5.40pm and I'm a bit knackered.  I've spent the afternoon drinking tea with my BFF from work who had her beautiful baby boy (Jacob Sullivan - welcome little man x) last week.  What a treasure.  Such a teeny tiny bundle of love and sunshine.  I looked at the peacefully sleeping face of the son of my dear friend, and silently apologised for the things I am going to miss out on - things I would have been right there at the side of his mother for.  I would have bought him new shoes when he took his first steps, and read Dr Seuss to him in a silly voice.  I would have rocked him to sleep in my arms while babysitting him - despite strict instructions from his Mum to let him settle in his cot.  I would have taken a million photos of him, and sung him a million lullabies.  I would have watched him grow into a boy, and then into a man - and as his Mum's BFF I would have offered her my hand to hold while she guided him on this journey.  But instead of doing these things I will look over him a different way.  I will be a guardian angel to him, and a guiding light to her.

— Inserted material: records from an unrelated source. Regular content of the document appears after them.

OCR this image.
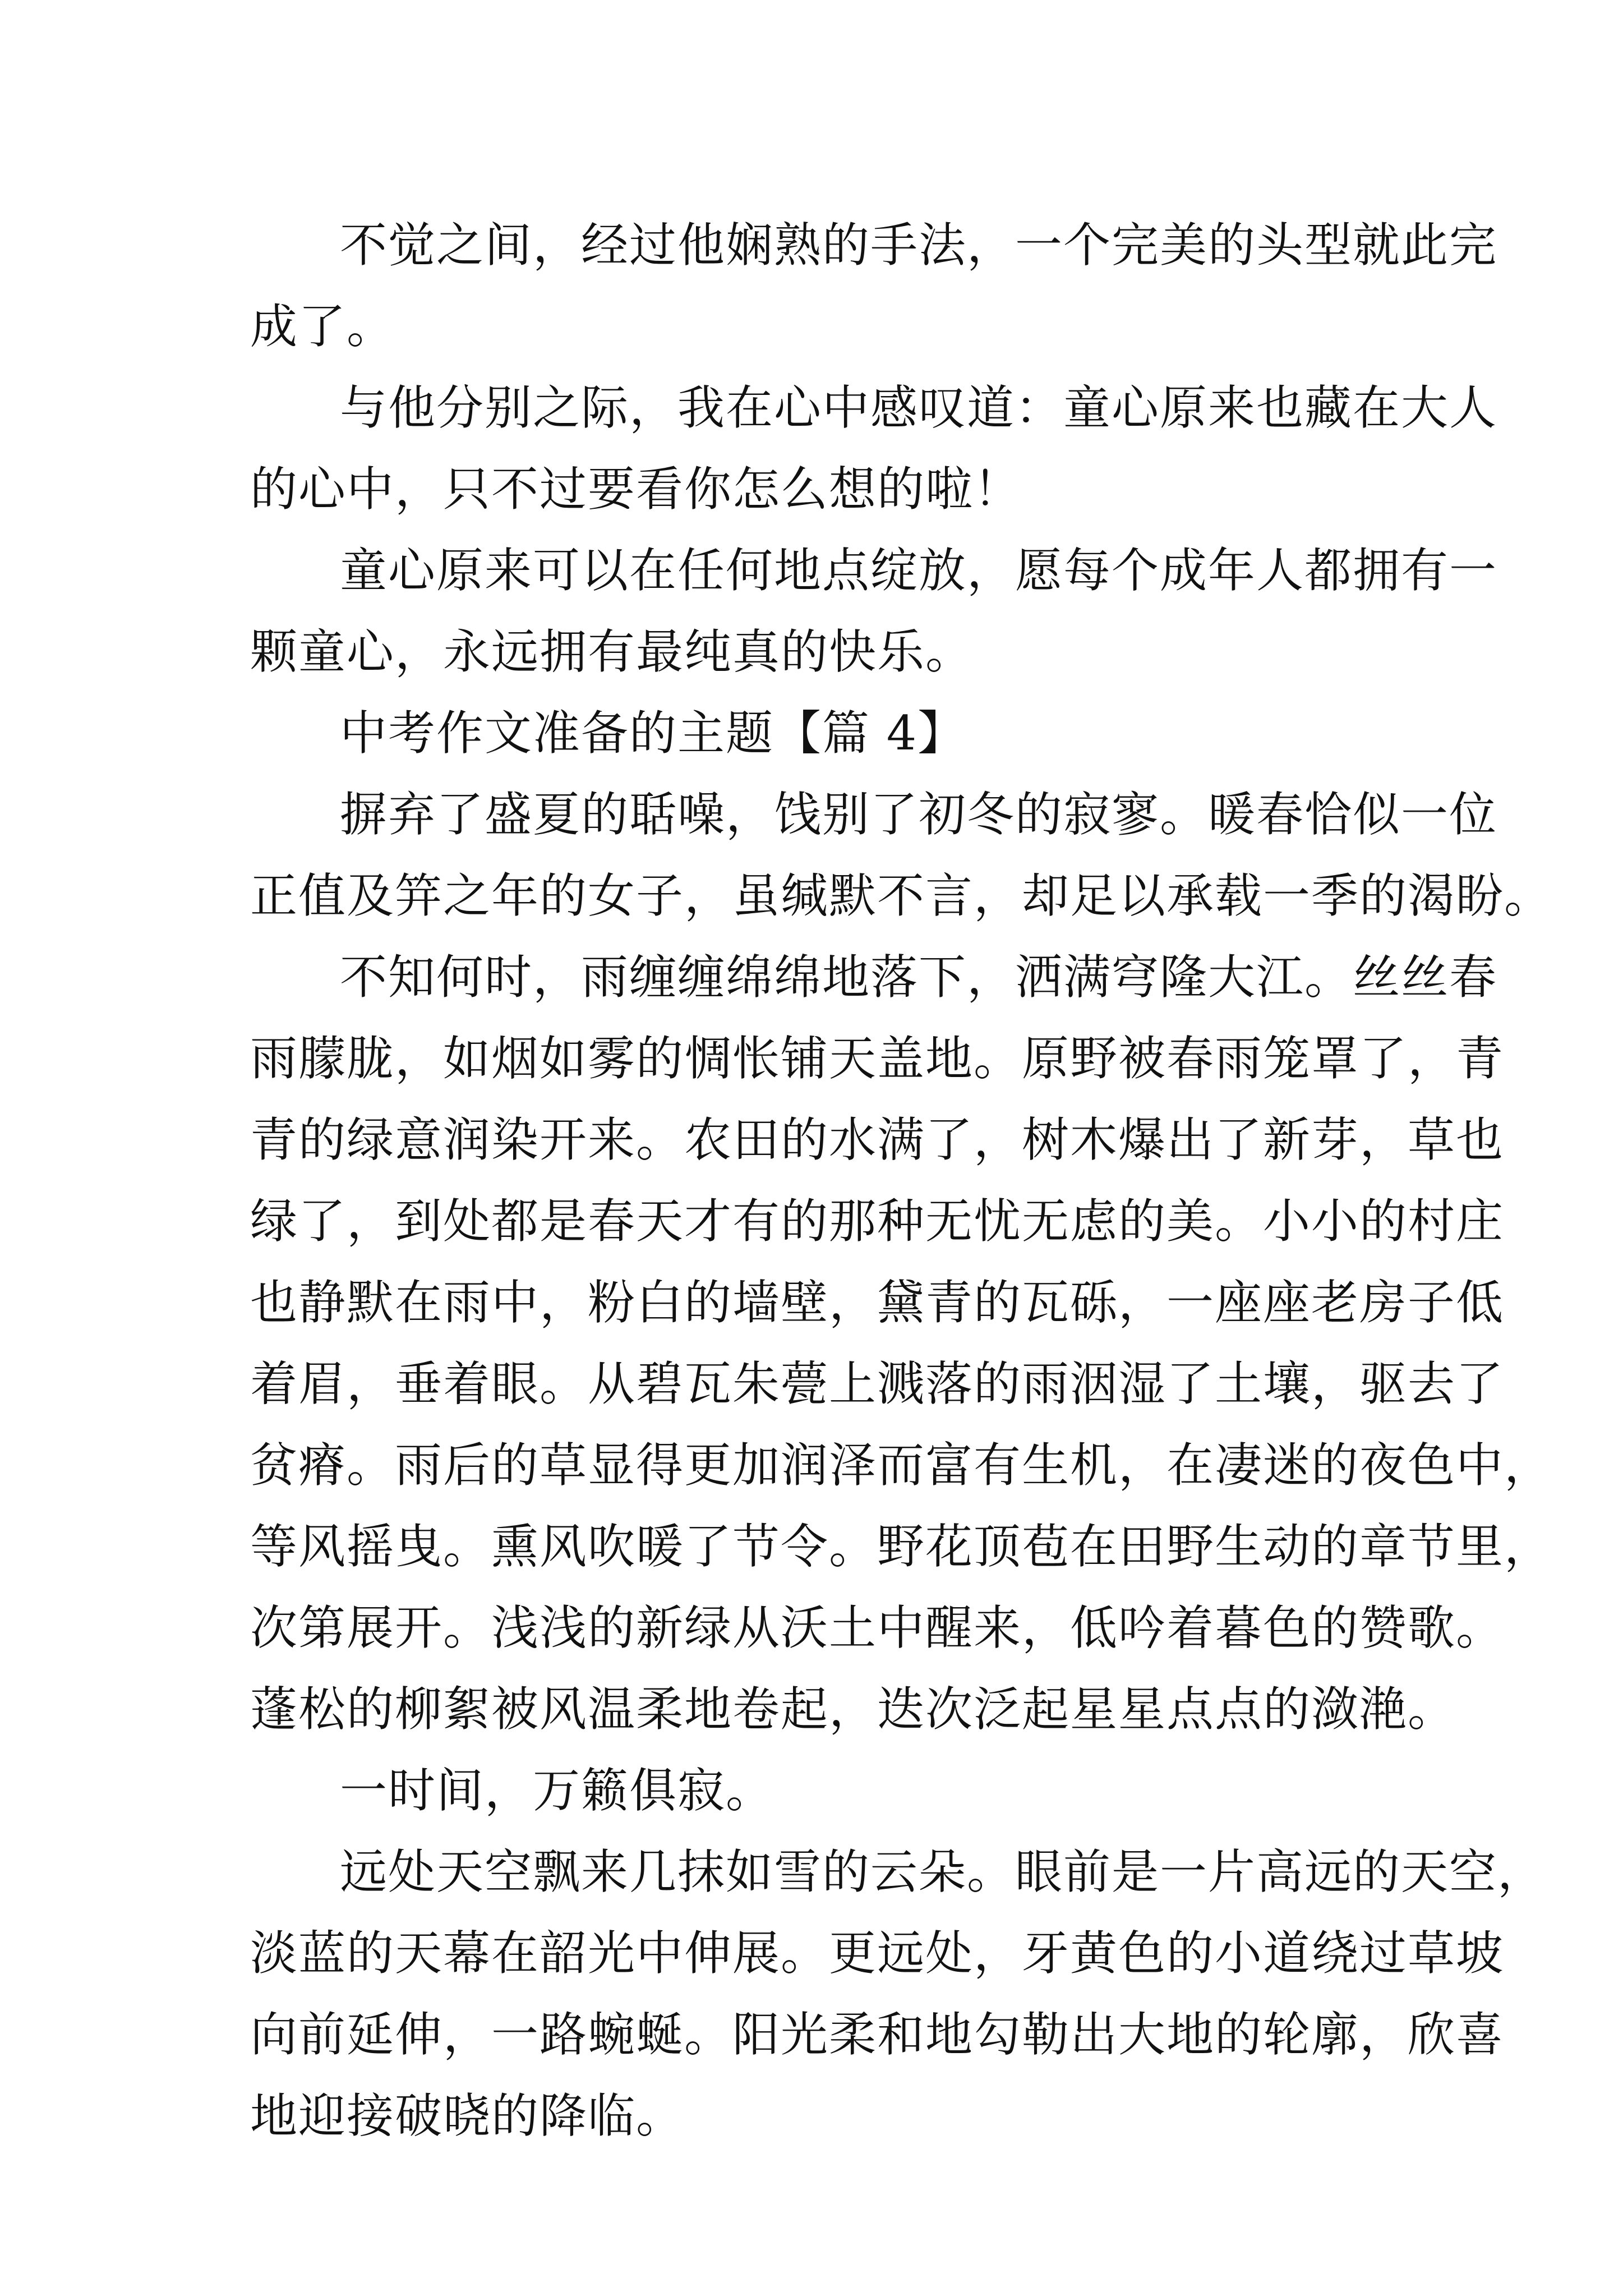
不觉之间，经过他娴熟的手法，一个完美的头型就此完
成了。
与他分别之际，我在心中感叹道：童心原来也藏在大人
的心中，只不过要看你怎么想的啦！
童心原来可以在任何地点绽放，愿每个成年人都拥有一
颗童心，永远拥有最纯真的快乐。
中考作文准备的主题【篇 4】
摒弃了盛夏的聒噪，饯别了初冬的寂寥。暖春恰似一位
正值及笄之年的女子，虽缄默不言，却足以承载一季的渴盼。
不知何时，雨缠缠绵绵地落下，洒满穹隆大江。丝丝春
雨朦胧，如烟如雾的惆怅铺天盖地。原野被春雨笼罩了，青
青的绿意润染开来。农田的水满了，树木爆出了新芽，草也
绿了，到处都是春天才有的那种无忧无虑的美。小小的村庄
也静默在雨中，粉白的墙壁，黛青的瓦砾，一座座老房子低
着眉，垂着眼。从碧瓦朱甍上溅落的雨洇湿了土壤，驱去了
贫瘠。雨后的草显得更加润泽而富有生机，在凄迷的夜色中，
等风摇曳。熏风吹暖了节令。野花顶苞在田野生动的章节里，
次第展开。浅浅的新绿从沃土中醒来，低吟着暮色的赞歌。
蓬松的柳絮被风温柔地卷起，迭次泛起星星点点的潋滟。
一时间，万籁俱寂。
远处天空飘来几抹如雪的云朵。眼前是一片高远的天空，
淡蓝的天幕在韶光中伸展。更远处，牙黄色的小道绕过草坡
向前延伸，一路蜿蜒。阳光柔和地勾勒出大地的轮廓，欣喜
地迎接破晓的降临。
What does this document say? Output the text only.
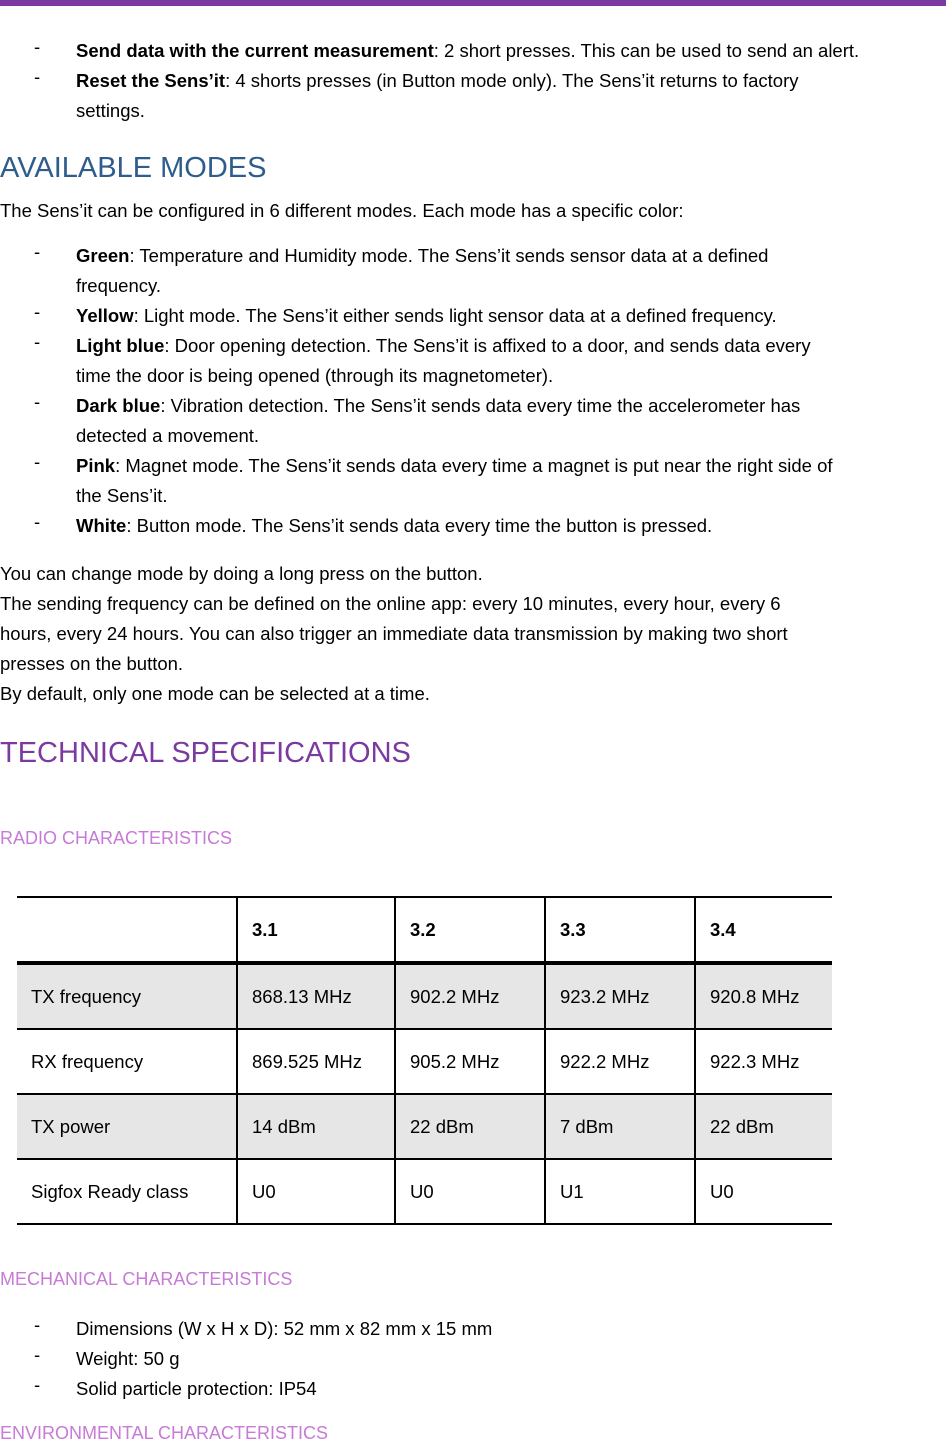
- Send data with the current measurement: 2 short presses. This can be used to send an alert.
- Reset the Sens’it: 4 shorts presses (in Button mode only). The Sens’it returns to factory
settings.
AVAILABLE MODES
The Sens’it can be configured in 6 different modes. Each mode has a specific color:
- Green: Temperature and Humidity mode. The Sens’it sends sensor data at a defined
frequency.
- Yellow: Light mode. The Sens’it either sends light sensor data at a defined frequency.
- Light blue: Door opening detection. The Sens’it is affixed to a door, and sends data every
time the door is being opened (through its magnetometer).
- Dark blue: Vibration detection. The Sens’it sends data every time the accelerometer has
detected a movement.
- Pink: Magnet mode. The Sens’it sends data every time a magnet is put near the right side of
the Sens’it.
- White: Button mode. The Sens’it sends data every time the button is pressed.
You can change mode by doing a long press on the button.
The sending frequency can be defined on the online app: every 10 minutes, every hour, every 6
hours, every 24 hours. You can also trigger an immediate data transmission by making two short
presses on the button.
By default, only one mode can be selected at a time.
TECHNICAL SPECIFICATIONS
RADIO CHARACTERISTICS
	3.1	3.2	3.3	3.4
TX frequency	868.13 MHz	902.2 MHz	923.2 MHz	920.8 MHz
RX frequency	869.525 MHz	905.2 MHz	922.2 MHz	922.3 MHz
TX power	14 dBm	22 dBm	7 dBm	22 dBm
Sigfox Ready class	U0	U0	U1	U0
MECHANICAL CHARACTERISTICS
- Dimensions (W x H x D): 52 mm x 82 mm x 15 mm
- Weight: 50 g
- Solid particle protection: IP54
ENVIRONMENTAL CHARACTERISTICS
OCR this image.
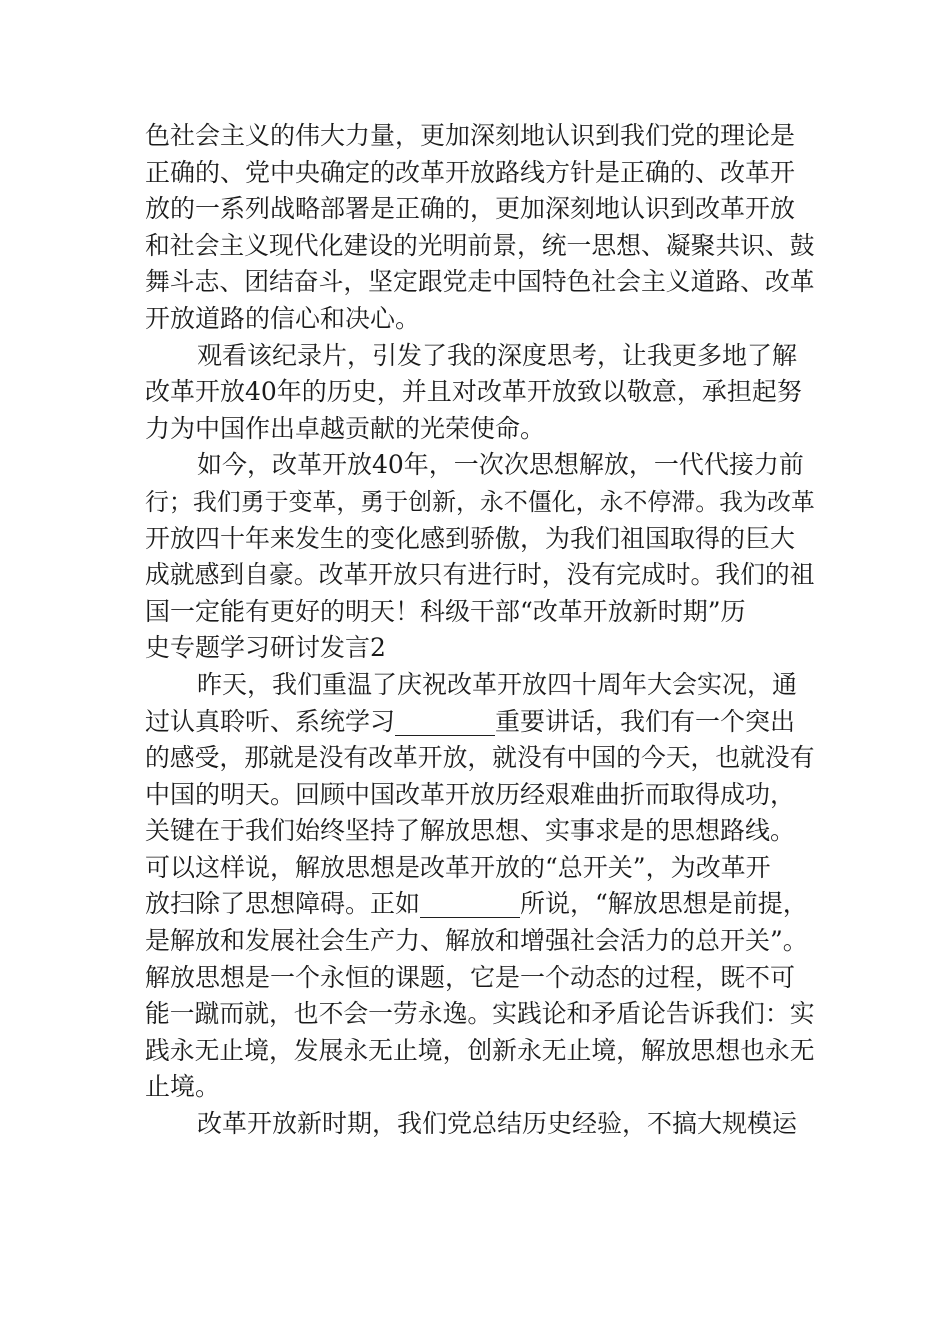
色社会主义的伟大力量，更加深刻地认识到我们党的理论是
正确的、党中央确定的改革开放路线方针是正确的、改革开
放的一系列战略部署是正确的，更加深刻地认识到改革开放
和社会主义现代化建设的光明前景，统一思想、凝聚共识、鼓
舞斗志、团结奋斗，坚定跟党走中国特色社会主义道路、改革
开放道路的信心和决心。
观看该纪录片，引发了我的深度思考，让我更多地了解
改革开放40年的历史，并且对改革开放致以敬意，承担起努
力为中国作出卓越贡献的光荣使命。
如今，改革开放40年，一次次思想解放，一代代接力前
行；我们勇于变革，勇于创新，永不僵化，永不停滞。我为改革
开放四十年来发生的变化感到骄傲，为我们祖国取得的巨大
成就感到自豪。改革开放只有进行时，没有完成时。我们的祖
国一定能有更好的明天！科级干部“改革开放新时期”历
史专题学习研讨发言2
昨天，我们重温了庆祝改革开放四十周年大会实况，通
过认真聆听、系统学习________重要讲话，我们有一个突出
的感受，那就是没有改革开放，就没有中国的今天，也就没有
中国的明天。回顾中国改革开放历经艰难曲折而取得成功，
关键在于我们始终坚持了解放思想、实事求是的思想路线。
可以这样说，解放思想是改革开放的“总开关”，为改革开
放扫除了思想障碍。正如________所说，“解放思想是前提，
是解放和发展社会生产力、解放和增强社会活力的总开关”。
解放思想是一个永恒的课题，它是一个动态的过程，既不可
能一蹴而就，也不会一劳永逸。实践论和矛盾论告诉我们：实
践永无止境，发展永无止境，创新永无止境，解放思想也永无
止境。
改革开放新时期，我们党总结历史经验，不搞大规模运
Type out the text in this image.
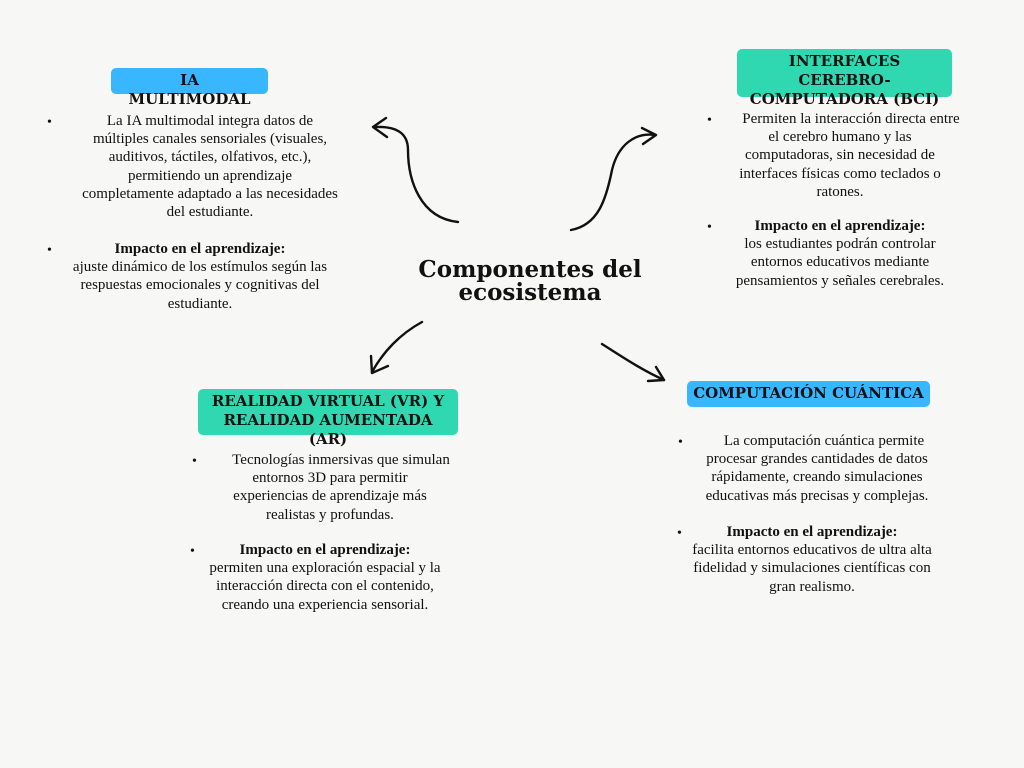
Componentes del
ecosistema
IA MULTIMODAL
•	La IA multimodal integra datos de
múltiples canales sensoriales (visuales,
auditivos, táctiles, olfativos, etc.),
permitiendo un aprendizaje
completamente adaptado a las necesidades
del estudiante.
•	Impacto en el aprendizaje:
ajuste dinámico de los estímulos según las
respuestas emocionales y cognitivas del
estudiante.
INTERFACES CEREBRO-
COMPUTADORA (BCI)
•	Permiten la interacción directa entre
el cerebro humano y las
computadoras, sin necesidad de
interfaces físicas como teclados o
ratones.
•	Impacto en el aprendizaje:
los estudiantes podrán controlar
entornos educativos mediante
pensamientos y señales cerebrales.
REALIDAD VIRTUAL (VR) Y
REALIDAD AUMENTADA (AR)
•	Tecnologías inmersivas que simulan
entornos 3D para permitir
experiencias de aprendizaje más
realistas y profundas.
•	Impacto en el aprendizaje:
permiten una exploración espacial y la
interacción directa con el contenido,
creando una experiencia sensorial.
COMPUTACIÓN CUÁNTICA
•	La computación cuántica permite
procesar grandes cantidades de datos
rápidamente, creando simulaciones
educativas más precisas y complejas.
•	Impacto en el aprendizaje:
facilita entornos educativos de ultra alta
fidelidad y simulaciones científicas con
gran realismo.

10.32pm.  It has rained for most of the day, and as I sit here drinking a cup of tea I can hear it gently tapping at the window and on the roof.  It's been a long day.  Emily had an early night, a side effect from the time difference between here and LA.  I lay with her while she fell asleep, and nestled my face in her hair in an effort to commit the smell of her strawberry locks to memory.  I lay there and prayed to any and every God who could hear me to be frozen in this moment in time, resting peacefully with my perfect princess.  I prayed that in years to come she will have some memory of me.  I prayed that she will forgive me for not being here for her when she needs me in the years to come.  I prayed that she will know in her heart how much I love and cherish her.  And I prayed that she grows up knowing and accepting that what my life lacked in length, it made up for in substance.

And after such a day, I think I need another cup of tea.